Referred by the Concordia Student Union's Legal Information Clinic, Ms. Tam mandated CRARR to file a complaint with the Quebec Human Rights and Youth Rights Commission to declare such restriction discriminatory on the basis of civil status and social condition, and consequently invalid and of no force and effect.

The discriminatory provision also affects international students who are in legitimate common-law relationships with Quebec residents, couples who decide not to have children, who are biologically unable to have children, or for whom adoption is too costly, and same-sex couples.

“The human rights commission has apparently decided to hold the university liable for applying a discriminatory provincial law,” said CRARR's Executive Director Fo Niemi. “This can have serious ramifications for all universities in Quebec, especially those that have no concrete civil rights measures to prevent discrimination.”

In September 2010, CRARR launched SCRIP (Student Civil Rights Information Project) to raise university and college students' awareness of their civil rights on and off-campus, and to respond to growing concerning from student groups of racial and other discrimination in education.

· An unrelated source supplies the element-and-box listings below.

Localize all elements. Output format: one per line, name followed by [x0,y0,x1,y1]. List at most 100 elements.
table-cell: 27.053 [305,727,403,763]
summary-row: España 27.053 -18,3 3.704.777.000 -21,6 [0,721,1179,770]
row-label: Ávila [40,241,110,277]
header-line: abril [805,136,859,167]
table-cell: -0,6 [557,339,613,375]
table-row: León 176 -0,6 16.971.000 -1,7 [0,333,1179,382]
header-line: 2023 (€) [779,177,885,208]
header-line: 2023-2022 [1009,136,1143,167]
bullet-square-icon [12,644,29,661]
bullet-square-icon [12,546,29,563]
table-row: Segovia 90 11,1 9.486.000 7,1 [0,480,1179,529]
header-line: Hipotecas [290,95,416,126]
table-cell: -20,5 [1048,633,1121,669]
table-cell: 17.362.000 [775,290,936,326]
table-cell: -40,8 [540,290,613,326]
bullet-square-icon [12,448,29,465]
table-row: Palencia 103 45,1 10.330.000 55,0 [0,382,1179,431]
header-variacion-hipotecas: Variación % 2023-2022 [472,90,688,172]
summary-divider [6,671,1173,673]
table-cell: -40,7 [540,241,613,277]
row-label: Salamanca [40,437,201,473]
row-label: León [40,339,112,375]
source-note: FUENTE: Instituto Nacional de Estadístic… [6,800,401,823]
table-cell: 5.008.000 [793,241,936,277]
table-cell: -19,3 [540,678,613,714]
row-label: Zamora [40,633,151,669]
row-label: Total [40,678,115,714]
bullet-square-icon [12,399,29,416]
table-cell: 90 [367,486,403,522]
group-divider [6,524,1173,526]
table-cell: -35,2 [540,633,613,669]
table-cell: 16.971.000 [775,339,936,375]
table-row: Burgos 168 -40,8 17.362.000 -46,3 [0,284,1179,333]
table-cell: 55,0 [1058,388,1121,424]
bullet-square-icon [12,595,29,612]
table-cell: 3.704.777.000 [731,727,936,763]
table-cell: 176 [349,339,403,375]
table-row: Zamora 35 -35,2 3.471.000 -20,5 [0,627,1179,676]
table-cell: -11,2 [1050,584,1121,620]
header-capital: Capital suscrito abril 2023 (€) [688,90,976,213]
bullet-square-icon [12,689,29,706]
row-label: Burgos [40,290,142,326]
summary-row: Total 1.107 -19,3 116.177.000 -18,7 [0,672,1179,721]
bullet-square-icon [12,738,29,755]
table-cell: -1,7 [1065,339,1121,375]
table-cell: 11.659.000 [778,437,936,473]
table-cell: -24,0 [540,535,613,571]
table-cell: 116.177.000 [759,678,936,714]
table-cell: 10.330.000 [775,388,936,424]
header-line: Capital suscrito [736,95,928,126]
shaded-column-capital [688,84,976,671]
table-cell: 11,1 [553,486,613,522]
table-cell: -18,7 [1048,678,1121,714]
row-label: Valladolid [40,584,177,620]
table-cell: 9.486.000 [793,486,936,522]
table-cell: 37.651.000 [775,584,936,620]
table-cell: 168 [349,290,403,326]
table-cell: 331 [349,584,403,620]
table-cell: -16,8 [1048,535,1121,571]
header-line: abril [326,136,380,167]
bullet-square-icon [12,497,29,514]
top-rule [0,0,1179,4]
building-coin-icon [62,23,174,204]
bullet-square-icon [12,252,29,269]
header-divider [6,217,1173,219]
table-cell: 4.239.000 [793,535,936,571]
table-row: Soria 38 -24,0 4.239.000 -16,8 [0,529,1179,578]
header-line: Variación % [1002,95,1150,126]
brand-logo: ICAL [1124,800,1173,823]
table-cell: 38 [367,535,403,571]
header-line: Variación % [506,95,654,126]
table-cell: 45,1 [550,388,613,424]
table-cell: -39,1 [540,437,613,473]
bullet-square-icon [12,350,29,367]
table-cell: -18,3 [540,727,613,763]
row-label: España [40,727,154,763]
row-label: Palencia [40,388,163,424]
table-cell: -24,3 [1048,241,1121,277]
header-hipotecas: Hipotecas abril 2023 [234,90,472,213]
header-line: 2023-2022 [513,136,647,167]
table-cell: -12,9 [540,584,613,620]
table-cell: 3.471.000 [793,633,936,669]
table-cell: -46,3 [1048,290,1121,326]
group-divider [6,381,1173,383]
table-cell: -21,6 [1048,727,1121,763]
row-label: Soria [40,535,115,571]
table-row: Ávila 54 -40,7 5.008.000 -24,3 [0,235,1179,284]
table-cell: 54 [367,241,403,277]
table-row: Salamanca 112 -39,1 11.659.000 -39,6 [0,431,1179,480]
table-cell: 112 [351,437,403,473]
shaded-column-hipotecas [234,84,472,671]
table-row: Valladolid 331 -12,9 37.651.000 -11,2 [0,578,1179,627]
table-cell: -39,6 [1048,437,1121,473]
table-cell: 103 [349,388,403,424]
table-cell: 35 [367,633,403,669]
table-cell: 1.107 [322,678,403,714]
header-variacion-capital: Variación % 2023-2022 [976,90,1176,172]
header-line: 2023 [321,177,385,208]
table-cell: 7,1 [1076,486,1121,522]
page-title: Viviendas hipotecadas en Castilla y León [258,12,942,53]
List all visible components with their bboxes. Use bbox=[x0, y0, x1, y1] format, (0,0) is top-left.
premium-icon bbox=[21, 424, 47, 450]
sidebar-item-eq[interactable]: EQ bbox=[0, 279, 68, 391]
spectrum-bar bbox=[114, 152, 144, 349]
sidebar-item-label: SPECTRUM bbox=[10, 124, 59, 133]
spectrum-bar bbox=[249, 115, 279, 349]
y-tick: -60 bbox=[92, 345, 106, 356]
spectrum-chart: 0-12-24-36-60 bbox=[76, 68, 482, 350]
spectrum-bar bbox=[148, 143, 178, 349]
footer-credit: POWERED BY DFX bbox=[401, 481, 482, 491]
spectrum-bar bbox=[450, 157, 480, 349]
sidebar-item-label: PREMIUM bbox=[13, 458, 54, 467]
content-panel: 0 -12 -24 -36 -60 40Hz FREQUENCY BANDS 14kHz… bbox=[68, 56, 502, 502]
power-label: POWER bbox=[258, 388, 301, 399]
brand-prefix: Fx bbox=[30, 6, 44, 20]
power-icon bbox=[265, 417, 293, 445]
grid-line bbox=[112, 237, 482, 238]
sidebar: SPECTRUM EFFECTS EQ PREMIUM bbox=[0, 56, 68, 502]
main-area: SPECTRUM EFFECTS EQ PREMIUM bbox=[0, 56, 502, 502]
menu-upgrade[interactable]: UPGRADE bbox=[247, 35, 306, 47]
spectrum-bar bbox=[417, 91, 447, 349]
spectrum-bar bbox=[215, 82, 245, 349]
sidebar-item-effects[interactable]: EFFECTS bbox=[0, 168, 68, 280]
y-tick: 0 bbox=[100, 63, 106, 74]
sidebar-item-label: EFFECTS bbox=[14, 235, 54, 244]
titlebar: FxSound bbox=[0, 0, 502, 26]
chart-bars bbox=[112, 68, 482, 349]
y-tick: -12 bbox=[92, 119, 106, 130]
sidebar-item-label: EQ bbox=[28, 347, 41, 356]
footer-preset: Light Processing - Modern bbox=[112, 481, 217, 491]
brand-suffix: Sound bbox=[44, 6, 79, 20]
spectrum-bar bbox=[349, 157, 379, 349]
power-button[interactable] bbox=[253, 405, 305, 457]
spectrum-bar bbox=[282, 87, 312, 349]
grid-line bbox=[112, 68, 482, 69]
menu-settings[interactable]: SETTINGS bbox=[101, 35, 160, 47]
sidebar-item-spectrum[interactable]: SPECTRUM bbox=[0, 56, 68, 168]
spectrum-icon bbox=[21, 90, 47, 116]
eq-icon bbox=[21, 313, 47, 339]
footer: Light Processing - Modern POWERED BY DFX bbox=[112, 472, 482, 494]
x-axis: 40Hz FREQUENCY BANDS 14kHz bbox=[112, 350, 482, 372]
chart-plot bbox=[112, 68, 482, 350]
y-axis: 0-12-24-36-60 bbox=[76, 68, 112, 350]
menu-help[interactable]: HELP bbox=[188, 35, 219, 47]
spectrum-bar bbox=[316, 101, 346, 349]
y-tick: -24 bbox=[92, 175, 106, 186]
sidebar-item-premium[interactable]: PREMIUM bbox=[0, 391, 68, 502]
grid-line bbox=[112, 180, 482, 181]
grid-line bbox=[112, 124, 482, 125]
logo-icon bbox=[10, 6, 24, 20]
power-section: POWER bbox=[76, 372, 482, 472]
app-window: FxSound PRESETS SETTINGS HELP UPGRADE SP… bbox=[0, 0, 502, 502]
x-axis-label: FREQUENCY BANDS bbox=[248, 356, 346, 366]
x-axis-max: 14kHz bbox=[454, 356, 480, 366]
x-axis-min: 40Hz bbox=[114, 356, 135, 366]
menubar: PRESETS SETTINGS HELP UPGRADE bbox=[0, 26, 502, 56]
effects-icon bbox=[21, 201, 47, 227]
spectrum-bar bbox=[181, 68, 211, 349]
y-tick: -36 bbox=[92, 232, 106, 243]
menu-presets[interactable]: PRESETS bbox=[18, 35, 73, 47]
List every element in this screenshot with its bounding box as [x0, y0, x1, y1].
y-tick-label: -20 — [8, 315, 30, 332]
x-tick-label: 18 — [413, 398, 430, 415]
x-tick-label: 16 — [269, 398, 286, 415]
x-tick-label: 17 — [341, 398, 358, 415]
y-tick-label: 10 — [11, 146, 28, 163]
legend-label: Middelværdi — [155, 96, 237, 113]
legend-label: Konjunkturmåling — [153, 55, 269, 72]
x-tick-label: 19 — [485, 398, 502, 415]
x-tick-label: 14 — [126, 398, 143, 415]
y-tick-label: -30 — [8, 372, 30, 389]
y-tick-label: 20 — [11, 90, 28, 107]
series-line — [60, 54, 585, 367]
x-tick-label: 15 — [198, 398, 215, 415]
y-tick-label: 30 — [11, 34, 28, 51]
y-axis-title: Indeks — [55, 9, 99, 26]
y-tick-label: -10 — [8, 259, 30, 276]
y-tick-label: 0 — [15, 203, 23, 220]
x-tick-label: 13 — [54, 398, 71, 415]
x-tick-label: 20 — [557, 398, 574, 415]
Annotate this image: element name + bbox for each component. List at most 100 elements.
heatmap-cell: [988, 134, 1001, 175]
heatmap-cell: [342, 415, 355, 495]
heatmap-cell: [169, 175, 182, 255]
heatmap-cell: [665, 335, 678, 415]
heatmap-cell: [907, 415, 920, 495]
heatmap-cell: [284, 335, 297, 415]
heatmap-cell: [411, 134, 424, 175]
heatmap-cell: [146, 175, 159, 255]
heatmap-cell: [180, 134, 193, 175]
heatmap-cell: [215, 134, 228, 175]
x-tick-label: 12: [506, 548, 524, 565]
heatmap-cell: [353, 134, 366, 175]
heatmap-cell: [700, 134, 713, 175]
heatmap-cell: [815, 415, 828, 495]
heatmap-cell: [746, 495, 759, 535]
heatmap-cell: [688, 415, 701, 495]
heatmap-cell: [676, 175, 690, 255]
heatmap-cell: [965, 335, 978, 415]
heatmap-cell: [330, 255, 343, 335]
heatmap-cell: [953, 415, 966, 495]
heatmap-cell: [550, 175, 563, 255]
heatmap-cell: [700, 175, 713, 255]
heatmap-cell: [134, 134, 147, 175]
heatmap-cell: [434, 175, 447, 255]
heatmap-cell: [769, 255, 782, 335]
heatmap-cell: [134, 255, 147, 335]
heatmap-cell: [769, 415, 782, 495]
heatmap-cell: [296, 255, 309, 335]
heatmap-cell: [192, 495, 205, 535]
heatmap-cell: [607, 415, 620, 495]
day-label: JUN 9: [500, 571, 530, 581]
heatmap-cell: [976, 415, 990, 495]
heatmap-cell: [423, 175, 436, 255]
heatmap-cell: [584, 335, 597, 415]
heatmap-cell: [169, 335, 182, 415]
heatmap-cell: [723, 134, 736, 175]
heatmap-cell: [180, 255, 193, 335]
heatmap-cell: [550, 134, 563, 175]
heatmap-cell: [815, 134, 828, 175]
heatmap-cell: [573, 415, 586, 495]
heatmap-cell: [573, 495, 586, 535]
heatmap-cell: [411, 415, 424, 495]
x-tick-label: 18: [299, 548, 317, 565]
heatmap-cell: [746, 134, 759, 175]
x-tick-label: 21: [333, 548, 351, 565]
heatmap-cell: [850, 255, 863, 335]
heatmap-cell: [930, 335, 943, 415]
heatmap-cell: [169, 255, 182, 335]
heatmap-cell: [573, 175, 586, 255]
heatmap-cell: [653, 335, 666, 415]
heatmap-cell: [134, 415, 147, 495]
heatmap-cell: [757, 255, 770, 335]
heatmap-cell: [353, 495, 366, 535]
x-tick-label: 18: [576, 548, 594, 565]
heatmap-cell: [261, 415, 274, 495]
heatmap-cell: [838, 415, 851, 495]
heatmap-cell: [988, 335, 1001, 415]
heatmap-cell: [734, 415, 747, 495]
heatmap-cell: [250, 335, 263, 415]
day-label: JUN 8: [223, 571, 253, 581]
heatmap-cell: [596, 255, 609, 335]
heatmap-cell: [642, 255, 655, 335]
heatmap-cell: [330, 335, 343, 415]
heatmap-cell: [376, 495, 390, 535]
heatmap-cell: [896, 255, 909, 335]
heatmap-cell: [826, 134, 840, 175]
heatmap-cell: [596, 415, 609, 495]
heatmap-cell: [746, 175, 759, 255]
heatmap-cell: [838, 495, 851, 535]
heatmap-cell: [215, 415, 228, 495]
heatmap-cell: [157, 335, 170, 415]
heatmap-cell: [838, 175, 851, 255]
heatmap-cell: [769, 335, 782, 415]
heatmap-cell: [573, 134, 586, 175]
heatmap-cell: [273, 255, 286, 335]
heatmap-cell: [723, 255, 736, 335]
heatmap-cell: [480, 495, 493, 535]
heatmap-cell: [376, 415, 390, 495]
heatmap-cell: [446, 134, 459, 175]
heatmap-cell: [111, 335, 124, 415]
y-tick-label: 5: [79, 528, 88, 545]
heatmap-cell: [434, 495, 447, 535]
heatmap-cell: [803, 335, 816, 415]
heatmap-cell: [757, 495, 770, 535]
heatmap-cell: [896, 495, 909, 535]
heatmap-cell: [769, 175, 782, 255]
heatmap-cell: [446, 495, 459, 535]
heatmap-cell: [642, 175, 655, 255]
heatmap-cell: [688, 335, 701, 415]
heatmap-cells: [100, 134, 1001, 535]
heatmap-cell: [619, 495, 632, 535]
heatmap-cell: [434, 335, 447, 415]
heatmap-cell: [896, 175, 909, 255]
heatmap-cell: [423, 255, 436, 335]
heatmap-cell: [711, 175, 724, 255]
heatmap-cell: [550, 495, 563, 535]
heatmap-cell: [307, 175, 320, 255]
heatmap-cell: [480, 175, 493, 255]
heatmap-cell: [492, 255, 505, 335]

CRARR is presently working on cases of discrimination and exploitation of international students in housing. It is also working on the impact of the U.S. International Traffic in Arms Regulations (ITAR) that bind military contracts to Canadian aerospace companies, and that openly deny jobs to engineering graduates and professionals who were born in countries deemed to be hostile to U.S. national security (such as Cuba, China, Haiti, Iran, Lebanon, Venezuela and Vietnam, among others.